Leading the march along Hollywood Boulevard from Vine Street to Grauman's Chinese Theatre were veterans of Iraq and Afghanistan. Holding hand-made flags representing Blackwater, Chase-Manhattan Bank, AIG, Exxon/Mobil, Chevron and Boeing, the veterans formed a sort of Wall Street Color Guard to call attention to corporate America's role in U.S. foreign policy.
Iraq War veteran Michael Prysner, a Founding Member of March Forward, an anti-war organization that is made up of veterans and service members, spoke at the rally connecting a soldier's service to their country as a service to corporate America.
"We are nothing more than muscle, thugs for the banks and Wall Street," he said. "They don't care about our lives, the lives of those overseas. They only care about profit."
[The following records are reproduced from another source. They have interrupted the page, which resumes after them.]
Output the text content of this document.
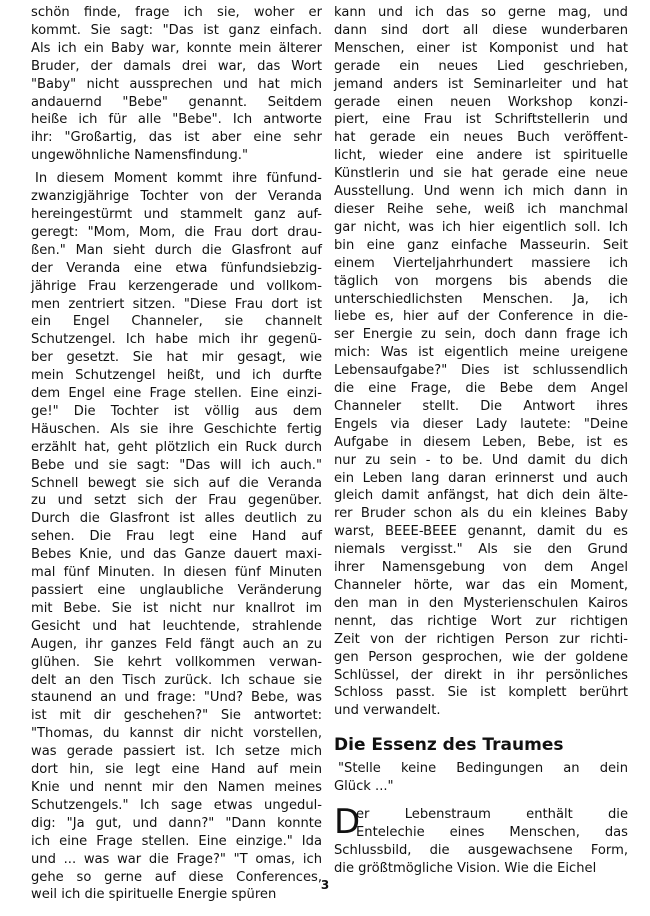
schön finde, frage ich sie, woher er
kommt. Sie sagt: "Das ist ganz einfach.
Als ich ein Baby war, konnte mein älterer
Bruder, der damals drei war, das Wort
"Baby" nicht aussprechen und hat mich
andauernd "Bebe" genannt. Seitdem
heiße ich für alle "Bebe". Ich antworte
ihr: "Großartig, das ist aber eine sehr
ungewöhnliche Namensfindung."

In diesem Moment kommt ihre fünfund-
zwanzigjährige Tochter von der Veranda
hereingestürmt und stammelt ganz auf-
geregt: "Mom, Mom, die Frau dort drau-
ßen." Man sieht durch die Glasfront auf
der Veranda eine etwa fünfundsiebzig-
jährige Frau kerzengerade und vollkom-
men zentriert sitzen. "Diese Frau dort ist
ein Engel Channeler, sie channelt
Schutzengel. Ich habe mich ihr gegenü-
ber gesetzt. Sie hat mir gesagt, wie
mein Schutzengel heißt, und ich durfte
dem Engel eine Frage stellen. Eine einzi-
ge!" Die Tochter ist völlig aus dem
Häuschen. Als sie ihre Geschichte fertig
erzählt hat, geht plötzlich ein Ruck durch
Bebe und sie sagt: "Das will ich auch."
Schnell bewegt sie sich auf die Veranda
zu und setzt sich der Frau gegenüber.
Durch die Glasfront ist alles deutlich zu
sehen. Die Frau legt eine Hand auf
Bebes Knie, und das Ganze dauert maxi-
mal fünf Minuten. In diesen fünf Minuten
passiert eine unglaubliche Veränderung
mit Bebe. Sie ist nicht nur knallrot im
Gesicht und hat leuchtende, strahlende
Augen, ihr ganzes Feld fängt auch an zu
glühen. Sie kehrt vollkommen verwan-
delt an den Tisch zurück. Ich schaue sie
staunend an und frage: "Und? Bebe, was
ist mit dir geschehen?" Sie antwortet:
"Thomas, du kannst dir nicht vorstellen,
was gerade passiert ist. Ich setze mich
dort hin, sie legt eine Hand auf mein
Knie und nennt mir den Namen meines
Schutzengels." Ich sage etwas ungedul-
dig: "Ja gut, und dann?" "Dann konnte
ich eine Frage stellen. Eine einzige." Ida
und ... was war die Frage?" "T omas, ich
gehe so gerne auf diese Conferences,
weil ich die spirituelle Energie spüren

kann und ich das so gerne mag, und
dann sind dort all diese wunderbaren
Menschen, einer ist Komponist und hat
gerade ein neues Lied geschrieben,
jemand anders ist Seminarleiter und hat
gerade einen neuen Workshop konzi-
piert, eine Frau ist Schriftstellerin und
hat gerade ein neues Buch veröffent-
licht, wieder eine andere ist spirituelle
Künstlerin und sie hat gerade eine neue
Ausstellung. Und wenn ich mich dann in
dieser Reihe sehe, weiß ich manchmal
gar nicht, was ich hier eigentlich soll. Ich
bin eine ganz einfache Masseurin. Seit
einem Vierteljahrhundert massiere ich
täglich von morgens bis abends die
unterschiedlichsten Menschen. Ja, ich
liebe es, hier auf der Conference in die-
ser Energie zu sein, doch dann frage ich
mich: Was ist eigentlich meine ureigene
Lebensaufgabe?" Dies ist schlussendlich
die eine Frage, die Bebe dem Angel
Channeler stellt. Die Antwort ihres
Engels via dieser Lady lautete: "Deine
Aufgabe in diesem Leben, Bebe, ist es
nur zu sein - to be. Und damit du dich
ein Leben lang daran erinnerst und auch
gleich damit anfängst, hat dich dein älte-
rer Bruder schon als du ein kleines Baby
warst, BEEE-BEEE genannt, damit du es
niemals vergisst." Als sie den Grund
ihrer Namensgebung von dem Angel
Channeler hörte, war das ein Moment,
den man in den Mysterienschulen Kairos
nennt, das richtige Wort zur richtigen
Zeit von der richtigen Person zur richti-
gen Person gesprochen, wie der goldene
Schlüssel, der direkt in ihr persönliches
Schloss passt. Sie ist komplett berührt
und verwandelt.

Die Essenz des Traumes

"Stelle keine Bedingungen an dein
Glück ..."

D

er Lebenstraum enthält die
Entelechie eines Menschen, das
Schlussbild, die ausgewachsene Form,
die größtmögliche Vision. Wie die Eichel

3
Long-time peace activist, Vietnam veteran and author of "Born on the Fourth of July" Ron Kovic joined the veterans in their march. "I think Iraq was a terrible mistake," he said. "These young men and women deserve not to have their lives wasted. That's why we are here today."
Kovic was awarded the Bronze Star for his service in Vietnam, as well as the Purple Heart for an injury that left him paralyzed at the waist. "I'm very proud of my service to my country, and most proud of my commitment to non-violence," he said.
Speaking for the veterans present at the demonstration, Kovic said that they love their country despite their criticisms. "The people who came out today are proud and passionate," he said. "This is the best of democracy. This is what my sacrifice was about, to assemble peacefully and non-violently."
Blase Bonpane, KPFK radio host and Director of Office of the Americas, an international justice and peace organization, spoke at the demonstration encouraging soldiers to resist their orders to deploy. He said 50,000 soldiers have refused to go overseas, and though difficult, hundreds have gone public about it.
"This is how the war in Vietnam ended," he said. "Soldiers realized they were lied to and resisted."
For Bonpane, he sees the Iraq War as being 19 years old. "I was there in 1991," he said. "It was a massacre and it hasn't stopped."
Kovic led the crowd in a sit-in where demonstrators halted the march and sat in the street. He held two-minutes of silence in honor of those who died in Iraq and Afghanistan.
"This is a movement of compassion and caring that respects all life," he said to the crowd. "We will continue to sit in greater and greater numbers in the streets until these wars are ended."
Present in the demonstration were two candidates for public office that have aligned themselves with the anti-war movement.
Richard Castaldo is running against Rep. Henry Waxman (D-CA) for the Peace and Freedom Party. Castaldo, paralyzed at the waist from gunshot wounds suffered in the 1999 Columbine High School shooting, said he got involved in politics because of the war and Wall Street bailouts.
"I feel, as a nation, we could be doing a lot better," he said.
If elected, Castaldo said, his first objective would be to work against corporate influence in Washington.
Long Beach mayoral candidate Stevie Merino was also present at the demonstration. Merino, 21, is a student at Cerritos College. She is running against incumbent Mayor Bob Foster for the Party for Socialism and Liberation.
She finds the wars in Iraq and Afghanistan a hindrance to public education. "We need to stop funding wars and start funding people's needs," she said. "Education is a right, not a privilege for a select few."
The demonstration began around noon and ended shortly after 3:30 p.m. LAPD on site said there was no trouble or arrests connected to the march and rally. The Los Angeles demonstration was held in conjunction with protests in San Francisco and Washington, D.C.